Public access to radio as a news source is limited. In the 2016 FPU et al research, pro-government channels dominate, with Sham FM ranking first, but there are a couple of exceptions represented by Radio Fresh and Hawa Smart (respectively, 4th and 9th in the list of most followed radio channels). 

Government-held areas

Syria’s own national broadcasting organisation was founded in 1946 but did not receive much in the way of government funds or attention until the early 1960s. Today, the Baathist-run Directorate-General of Radio and Television operates two radio stations in Arabic: Sawt al-Sha‘b and Idha‘at Dimashq (Radio Damascus), which is the main Arabic-language station and broadcasts from studios in Damascus, with content similar to that of Syria’s state-controlled press. The second station, Sawt al-Sha‘b (Voice of the People) started in 1978. In early 2007, private radio stations began broadcasting in the country after years of state monopoly. Currently, there are two state-run radio-stations and 12 private ones; Al-Madina FM was the first private radio station. Private radio stations can only apply for an entertainment license, therefore cannot transmit news or political content. Some private radios - such as Sawt Shabab, Radio Sham, Suriyatna - focus mainly on social, cultural and arts programmes. 
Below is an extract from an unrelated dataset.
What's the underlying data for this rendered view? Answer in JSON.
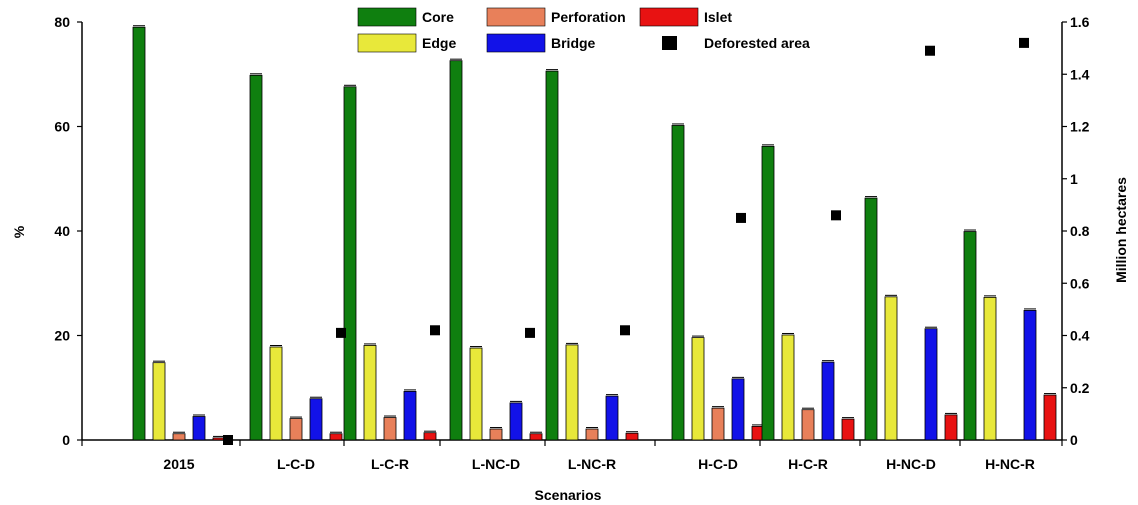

Opposition-controlled territories

In general, the audience of Syrian independent radio stations is quite limited. The maintenance of the FM transmitters and towers is among the major technical problems for their sustainability. Apart from this, small radios can hardly compete with other bigger organisations and especially TV stations. It is no coincidence that community radios seems to have a deeper impact on the ground. Radio Fresh, based in Kafr Nabl (Idlib), engages with social activities on the ground that apparently contribute to increasing its strength. None of these independent media institutions are registered as radios, though, but they are often registered as commercial and production companies in Turkey (almost all of the radios are based in Gaziantep or Istanbul), or as NGOs in Europe. In this sense, all of them have to be considered “pirate radios” broadcasting without a legal license. Nonetheless, since 2011, Syrian radio stations have gone through a gradual but constant process of institutionalisation and professionalisation. Today only four radios are still without any legal framework: Hara, Ruh, Fresh and Hawa SmArt Of these, Hara is part of the Syrian Media Group, registered in Turkey and Hawa Smart is part of the SMART Network registered in Europe. Fresh is the only Syrian radio based inside Syria, which explains why it is not registered. Ruh is a small radio based on voluntary work and it is less institutionalised than all the other radios. Almost all the independent radios have their main offices outside Syria, even if a lot of stations have opened small offices inside the country, especially to better transmit their signals. Therefore there is the actual risk that they increasingly lose touch with the reality on the ground and with the audience inside the country. 

Kurdish-majority zones

As for other media in Rojava, radio stations aligned with political parties have a higher impact and diffusion than independent ones. However, some Kurdish independent radio stations, such as Radio Arta and to a lesser extent Hevi and Welat can reach larger audiences than those radios lined up with political parties (Orkesh and Judy FM of PYD, or Rudaw Radio of KDP). In particular, according to an informal survey conducted by the Washington-based Navanti Group in September 2015 in Aleppo, Idlib and al-Hasaka governorates, Arta FM appears to be the most listened-to radio station in northern Syria, with a listener share of 69,4 percent  in the Jazira region.